After years of writing and talking about my trauma on the internet, I don’t consider myself easily surprised. That all changed, however, when I logged on a few days ago to see a comment section that truly shocked me.
The comments were on a post I had recently written. The title? Let’s Talk About the Time My Mother Abandoned Me on the Side of the Road.
In the article, I detail an encounter with my mother in which she kicked me (17 years old at the time) out of a car after threatening me and getting angry at me. For pretty obvious reasons, it was a traumatizing event. The point of the story was to capture that trauma and describe how it still touches me to this day.
Most of the comments on the story were kind and supportive, but the shock came when I found a thread of 2 adults berating me for the traumatic event. Yes, you read that correctly. Two grown adults with their real names and profile pictures took to the comments and told me that my mother’s abuse was my fault because I didn’t “love her enough.”

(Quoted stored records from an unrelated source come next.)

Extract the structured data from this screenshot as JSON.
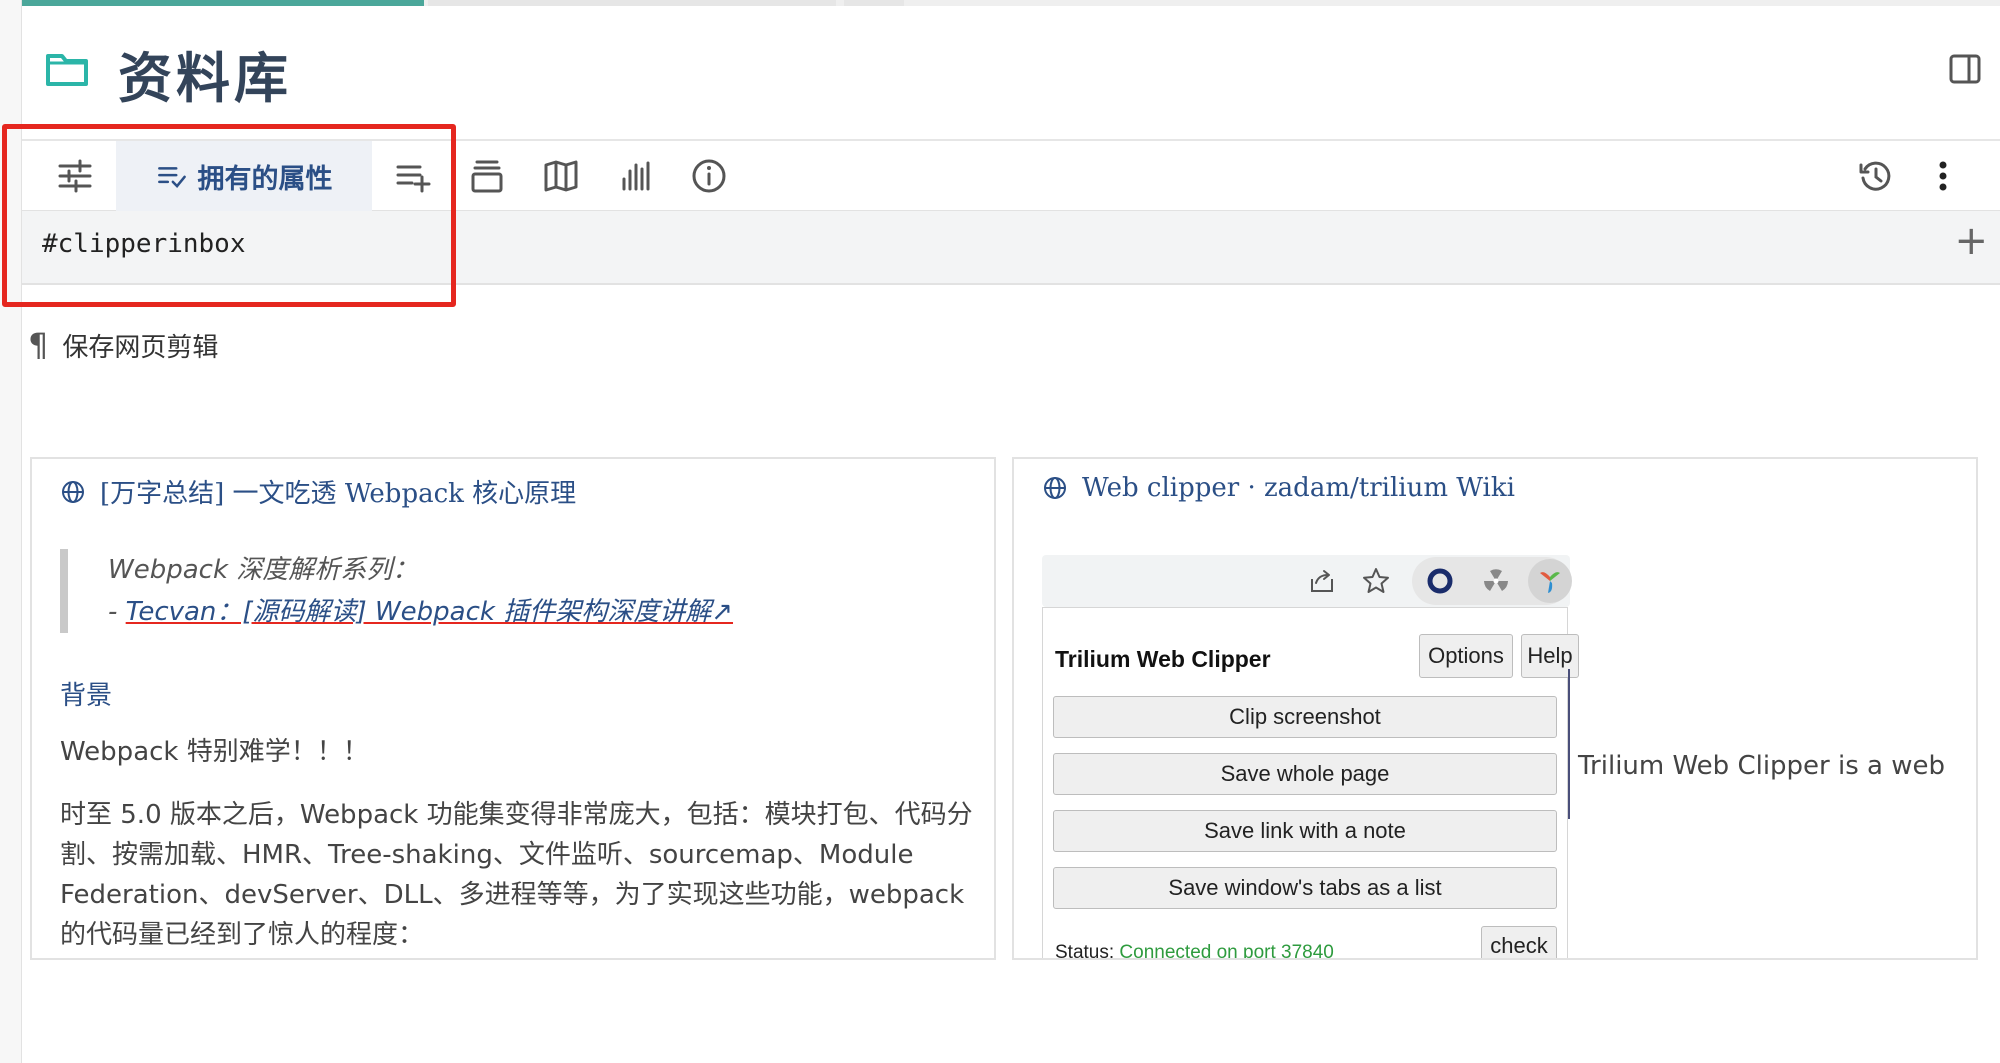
{
  "note": {
    "title": "资料库",
    "icon": "folder-icon"
  },
  "ribbon": {
    "active_tab_label": "拥有的属性",
    "buttons": [
      "settings-sliders-icon",
      "owned-attributes-icon",
      "inherited-attributes-icon",
      "note-paths-icon",
      "note-map-icon",
      "similar-notes-icon",
      "note-info-icon",
      "revisions-icon",
      "more-menu-icon"
    ]
  },
  "attributes": {
    "value": "#clipperinbox",
    "add_symbol": "+"
  },
  "content": {
    "pilcrow": "¶",
    "paragraph": "保存网页剪辑"
  },
  "cards": [
    {
      "title": "[万字总结] 一文吃透 Webpack 核心原理",
      "quote_line1": "Webpack 深度解析系列：",
      "quote_prefix": "- ",
      "quote_link": "Tecvan：[源码解读] Webpack 插件架构深度讲解↗",
      "section": "背景",
      "p1": "Webpack 特别难学！！！",
      "p2": "时至 5.0 版本之后，Webpack 功能集变得非常庞大，包括：模块打包、代码分割、按需加载、HMR、Tree-shaking、文件监听、sourcemap、Module Federation、devServer、DLL、多进程等等，为了实现这些功能，webpack 的代码量已经到了惊人的程度："
    },
    {
      "title": "Web clipper · zadam/trilium Wiki",
      "popup": {
        "title": "Trilium Web Clipper",
        "options": "Options",
        "help": "Help",
        "buttons": [
          "Clip screenshot",
          "Save whole page",
          "Save link with a note",
          "Save window's tabs as a list"
        ],
        "status_label": "Status: ",
        "status_value": "Connected on port 37840",
        "check": "check"
      },
      "side_text": "Trilium Web Clipper is a web"
    }
  ],
  "colors": {
    "accent": "#4ba79a",
    "title": "#33445a",
    "link": "#2b4f86",
    "highlight": "#e5271f",
    "status_ok": "#2e9b3e"
  }
}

The two posters went back and forth, comparing their traumas to mine and describing, in detail, why I had failed my mother as a child for not loving her past the trauma she inflicted on me.
Your mother was traumatized…no one loved her enough, including you.

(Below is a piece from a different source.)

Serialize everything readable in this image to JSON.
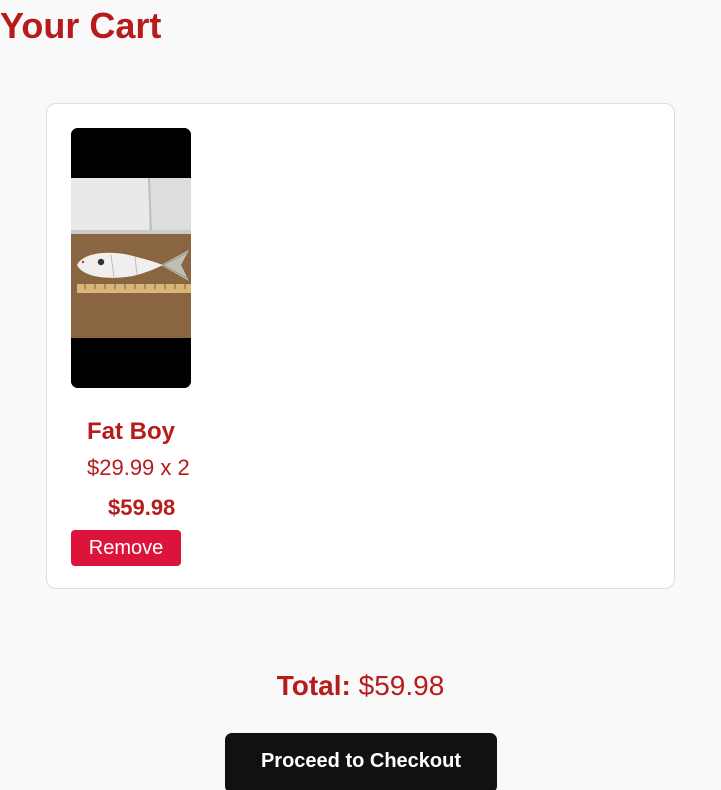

The comments were heartbreaking. They were gut-wrenching. But most of all, they were infuriating.
It’s not a child’s job to love their parent out of trauma.
As a society, we seem to understand that children aren’t capable of consenting to the abuse that is inflicted on them sexually. When it comes to the psychological abuse inflicted on children by parents, however, we (by and large) tend to act as though parents are entitled to the radical consent of their children. It’s a strange sort of hypocrisy and it was on display in my comment section.
These two strangers ingested the story of child-me fearing for her life on a roadside and decided to hoist the blame squarely on my shoulders.
They based all of this on a sliver of knowledge: my mother was traumatized as a child. From there, they made the split-second decision to do what everyone else in my life chose to do —excuse every horrible thing that she did. Show her the mercy that they weren’t ever willing to show me.
Somehow it came back, like some kind of cosmic, sh*t-caked boomerang, the way it always did. That little girl growing up in a dirty house filled with sewage and animal feces was to blame for the actions of the adults around her. The comments were disgusting and I told the posters so.
It brings light back to this same fundamental problem.
As a society, we are too willing to gaslight the survivors of parental abuse. Still, as far as we have come, we are too quick to hoist the burden of abuse onto the shoulders of innocents who can neither ask nor consent to the experience. It’s soul-crushing to realize.